Confermata, dopo specifica richiesta di Coldiretti, la possibilità di bruciare a fini agronomici stoppie e paglia di riso, in deroga alle norme del Piano Aria per il 2021 e 2022.
Con specifica risposta ad un quesito posto da Coldiretti Emilia-Romagna, la Regione, tramite i due Assessorati competenti (Agricoltura ed Ambiente), ha confermato che la pratica della bruciatura dei residui colturali del riso, a fini agronomici e di prevenzione fitosanitaria, può essere effettuata anche dopo il 1° ottobre (data di applicazione delle restrizioni previste dal Piano Aria), sia per l’annata 2021 che 2022.

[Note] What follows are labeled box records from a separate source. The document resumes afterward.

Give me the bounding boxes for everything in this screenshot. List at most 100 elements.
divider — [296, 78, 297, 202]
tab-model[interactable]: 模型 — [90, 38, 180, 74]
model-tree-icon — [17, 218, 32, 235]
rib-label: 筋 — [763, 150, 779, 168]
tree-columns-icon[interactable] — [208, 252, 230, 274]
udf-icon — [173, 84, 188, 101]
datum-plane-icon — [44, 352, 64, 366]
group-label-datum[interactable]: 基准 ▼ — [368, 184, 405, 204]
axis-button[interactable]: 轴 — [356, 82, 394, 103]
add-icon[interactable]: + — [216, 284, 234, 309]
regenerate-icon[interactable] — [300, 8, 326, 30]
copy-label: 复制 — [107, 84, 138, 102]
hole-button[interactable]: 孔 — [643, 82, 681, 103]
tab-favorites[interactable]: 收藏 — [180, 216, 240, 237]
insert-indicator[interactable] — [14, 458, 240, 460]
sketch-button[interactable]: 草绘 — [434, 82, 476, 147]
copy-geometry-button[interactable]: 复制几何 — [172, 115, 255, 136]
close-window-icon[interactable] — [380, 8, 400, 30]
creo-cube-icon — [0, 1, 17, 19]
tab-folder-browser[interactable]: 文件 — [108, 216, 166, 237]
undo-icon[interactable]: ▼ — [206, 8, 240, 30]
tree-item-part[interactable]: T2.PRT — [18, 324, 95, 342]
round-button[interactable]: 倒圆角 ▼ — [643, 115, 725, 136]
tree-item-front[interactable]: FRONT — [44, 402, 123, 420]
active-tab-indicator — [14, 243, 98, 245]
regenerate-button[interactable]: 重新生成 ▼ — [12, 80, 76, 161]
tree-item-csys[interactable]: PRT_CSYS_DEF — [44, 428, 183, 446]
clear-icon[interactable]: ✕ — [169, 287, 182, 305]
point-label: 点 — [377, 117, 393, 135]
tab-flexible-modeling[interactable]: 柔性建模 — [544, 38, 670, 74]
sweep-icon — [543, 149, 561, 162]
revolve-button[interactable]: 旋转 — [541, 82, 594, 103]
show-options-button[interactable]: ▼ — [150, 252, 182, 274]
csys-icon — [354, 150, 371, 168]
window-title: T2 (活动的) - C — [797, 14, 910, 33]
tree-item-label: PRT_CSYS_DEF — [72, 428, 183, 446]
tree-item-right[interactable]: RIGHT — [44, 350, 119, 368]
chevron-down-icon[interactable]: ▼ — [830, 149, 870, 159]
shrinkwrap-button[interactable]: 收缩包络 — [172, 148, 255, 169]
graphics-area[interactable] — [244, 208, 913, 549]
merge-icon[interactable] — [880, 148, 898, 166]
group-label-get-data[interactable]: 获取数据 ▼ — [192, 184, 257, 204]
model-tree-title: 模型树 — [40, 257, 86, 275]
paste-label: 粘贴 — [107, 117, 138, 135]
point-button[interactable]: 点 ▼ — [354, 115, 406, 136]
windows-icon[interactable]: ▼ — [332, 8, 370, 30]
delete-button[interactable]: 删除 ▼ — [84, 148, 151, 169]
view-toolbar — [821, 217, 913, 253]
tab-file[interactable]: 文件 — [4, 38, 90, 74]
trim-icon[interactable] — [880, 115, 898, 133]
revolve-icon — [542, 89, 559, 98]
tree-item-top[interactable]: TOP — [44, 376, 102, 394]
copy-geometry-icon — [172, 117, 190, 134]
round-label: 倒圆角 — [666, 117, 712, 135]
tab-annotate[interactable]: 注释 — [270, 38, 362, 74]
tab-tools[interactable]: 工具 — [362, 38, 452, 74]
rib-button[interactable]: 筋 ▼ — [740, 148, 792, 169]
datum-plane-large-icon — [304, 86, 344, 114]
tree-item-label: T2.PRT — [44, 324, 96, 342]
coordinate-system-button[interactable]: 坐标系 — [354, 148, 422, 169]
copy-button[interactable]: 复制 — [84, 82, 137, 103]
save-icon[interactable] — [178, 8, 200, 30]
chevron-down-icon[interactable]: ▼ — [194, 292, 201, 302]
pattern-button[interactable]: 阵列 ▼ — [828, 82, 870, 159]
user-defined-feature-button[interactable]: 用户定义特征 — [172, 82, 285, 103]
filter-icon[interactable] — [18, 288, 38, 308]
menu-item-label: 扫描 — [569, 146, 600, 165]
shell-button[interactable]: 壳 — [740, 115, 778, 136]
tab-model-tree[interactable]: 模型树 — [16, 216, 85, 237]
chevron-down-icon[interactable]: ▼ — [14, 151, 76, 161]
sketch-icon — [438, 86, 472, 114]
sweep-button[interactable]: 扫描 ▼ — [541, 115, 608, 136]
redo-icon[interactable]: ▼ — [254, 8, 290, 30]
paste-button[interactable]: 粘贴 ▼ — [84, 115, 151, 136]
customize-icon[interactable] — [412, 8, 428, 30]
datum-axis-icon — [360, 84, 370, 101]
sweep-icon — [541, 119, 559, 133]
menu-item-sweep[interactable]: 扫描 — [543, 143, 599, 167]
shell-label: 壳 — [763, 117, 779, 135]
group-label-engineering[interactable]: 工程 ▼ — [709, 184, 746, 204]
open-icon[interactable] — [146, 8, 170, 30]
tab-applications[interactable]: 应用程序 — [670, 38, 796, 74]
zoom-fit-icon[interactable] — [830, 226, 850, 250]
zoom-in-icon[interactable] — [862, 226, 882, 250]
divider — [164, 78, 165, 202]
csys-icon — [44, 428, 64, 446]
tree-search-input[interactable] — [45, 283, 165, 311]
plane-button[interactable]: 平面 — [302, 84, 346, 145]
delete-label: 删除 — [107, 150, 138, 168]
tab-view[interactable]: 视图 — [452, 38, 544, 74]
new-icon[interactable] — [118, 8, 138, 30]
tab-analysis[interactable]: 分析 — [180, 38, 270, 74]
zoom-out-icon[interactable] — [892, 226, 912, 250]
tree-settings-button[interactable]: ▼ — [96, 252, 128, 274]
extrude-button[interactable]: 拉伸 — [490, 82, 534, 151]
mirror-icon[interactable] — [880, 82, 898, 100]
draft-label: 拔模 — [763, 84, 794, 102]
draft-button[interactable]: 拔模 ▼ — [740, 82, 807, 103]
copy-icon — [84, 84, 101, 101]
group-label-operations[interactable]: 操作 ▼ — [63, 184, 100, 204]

Per gli anni successivi, in ragione delle nuove norme comunitarie e nazionali, si presenteranno richieste per salvaguardare una pratica necessaria, che riguarda in gran parte la provincia di Ferrara, prima produttrice di riso a livello regionale con oltre 6.000 ettari investiti, tra l’altro con caratteristiche climatiche unite alla natura alluvionale dei terreni argilloso-limosi e torbosi, che favoriscono nel nostro territorio la crescita di un riso di eccellenza, garantendo un prodotto di altissima qualità, con risi da risotto, che rappresentano una delle eccellenze del Made in Italy nel mondo.
Le misure del Piano Aria Integrato Regionale, prevedono che dal 1° ottobre al 30 aprile si applichino limitazioni e divieti per la salvaguardia della qualità dell’aria, tra cui limitazioni alla circolazione di veicoli datati, uso di caldaie a legno, riduzione della temperatura massima all’interno degli edifici pubblici e privati, nonché il divieto generalizzato di bruciatura di stoppie e paglia, tranne appunto per la coltura del riso (fatte salve eventuali prescrizioni delle autorità competenti di gestione nelle zone ZPS e ZSC).
Eventuali bruciature di altri residui vegetali sono ammessi in deroga per problematiche fitosanitarie (bruciature dei residui di potatura come lotta al colpo di fuoco batterico) ed in misura di massimo due giornate all’interno del periodo di divieto (in assenza delle misure di emergenza per la qualità dell’aria), nel limite di piccoli cumuli al massimo di tre metri steri per ettaro al giorno, nelle zone non raggiungibili dalla viabilità ordinaria, da segnalare preventivamente tramite il portale regionale della Protezione Civile.
“Il chiarimento, necessario dopo voci ed illazioni che avevano allarmato i nostri risicoltori – commenta Alessandro Visotti, direttore di Coldiretti Ferrara – ci conforta rispetto alla nostra lettura delle norme attuali, finalizzate alla corretta gestione dei terreni utilizzati, soprattutto nel basso ferrarese, per la produzione di riso di qualità, e ci sprona anche a dare il nostro fattivo contributo per una applicazione delle future norme della condizionalità rafforzata in applicazione alle direttive europee e nazionali, che non pongano però ulteriori difficoltà ad un settore che già soffre per tensioni sui costi di produzione, sulle rese e su prezzi ancora incerti, ma che anzi va stimolato e sostenuto”.